Il ven 15 nov 2024, 22:15 Rob Landley <[email protected]> ha scritto:
> On 11/14/24 17:33, Paolo Bonzini wrote:
> > On 11/15/24 00:10, Rob Landley wrote:
> >> Seems a _bit_ awkward to do that (and potentially fail on a random new
> >> dependency) just to delete it all again?
> >
> > That's just how Make works.
>
> Linux and busybox and so on use make, and I've never seen "make clean"
> trigger a "make defconfig" there.
>
Yeah, they don't have a separate (and lengthy) configure phase. But they
might invoke some rules in a more hidden way if something changes in
scripts/. I don't know, Kbuild is black magic.
(Or do you mean "Make" is different from "gmake" the way "kbuild" is
> different from "make" and you distinguish your build system from the
> make command by capitalizing it?
No, I meant "any implementation of the POSIX utility".
> If it finds that Makefile is old, it first
> > regenerates Makefile and only then looks at the target.
>
> I'm pretty sure the make command doesn't internally know how to run the
> configure script, the Makefile would have to include plumbing to make
> that decision
It does, the chain is config-host.mak <- configure. The special processing
of Makefiles extends to all includes ("all Makefiles" in the GNU manual).

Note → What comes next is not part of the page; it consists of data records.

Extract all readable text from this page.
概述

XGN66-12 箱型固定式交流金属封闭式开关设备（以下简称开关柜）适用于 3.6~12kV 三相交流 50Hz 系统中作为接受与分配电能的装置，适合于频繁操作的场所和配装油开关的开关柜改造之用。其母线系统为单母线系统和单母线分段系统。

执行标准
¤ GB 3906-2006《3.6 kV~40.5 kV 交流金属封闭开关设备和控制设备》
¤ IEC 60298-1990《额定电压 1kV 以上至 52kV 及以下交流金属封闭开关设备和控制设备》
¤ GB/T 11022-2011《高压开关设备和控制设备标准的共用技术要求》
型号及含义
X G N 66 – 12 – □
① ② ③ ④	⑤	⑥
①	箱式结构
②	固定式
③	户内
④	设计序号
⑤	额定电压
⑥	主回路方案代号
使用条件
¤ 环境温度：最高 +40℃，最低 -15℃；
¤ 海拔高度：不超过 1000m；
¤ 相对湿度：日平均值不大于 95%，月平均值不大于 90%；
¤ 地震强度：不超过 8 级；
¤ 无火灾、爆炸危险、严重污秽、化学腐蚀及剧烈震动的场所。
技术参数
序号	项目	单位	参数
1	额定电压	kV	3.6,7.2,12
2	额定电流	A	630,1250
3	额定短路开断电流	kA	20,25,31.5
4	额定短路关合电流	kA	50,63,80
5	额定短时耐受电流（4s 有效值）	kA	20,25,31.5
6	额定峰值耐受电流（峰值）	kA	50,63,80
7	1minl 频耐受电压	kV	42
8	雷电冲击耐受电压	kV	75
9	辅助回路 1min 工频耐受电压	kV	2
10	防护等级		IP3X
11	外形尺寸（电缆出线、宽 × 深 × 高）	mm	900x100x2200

and it at least LOOKS like it's trying not to in the top level Makefile
> line 336:
>
> # Don't try to regenerate Makefile or configure
> # We don't generate any of them
> Makefile: ;
> configure: ;
>
Makefile and configure are not generated but other included files are. Most
likely the one you're hitting is config-host.mak..
I note that if you run "make clean" twice in a row, it doesn't re-run
> configure in between. It's only when a stale target exists, which seems
> to involve dependencies making a decision.
... and the second time, it is not stale anymore.
(The file NOT existing doesn't trigger action, but the file being "old"
> does.)
>
config-host.mak is only cleaned by distclean, not clean.
So it's an artifact of the way you're using make, and hard to fix then?
>
Maybe not too hard, I suppose one could strip the includes if make goals
are only of the form %clean.
Paolo
*shrug* I'd use 'git clean -fdx' instead but I'm not sure how that
> interacts with multiple submodules.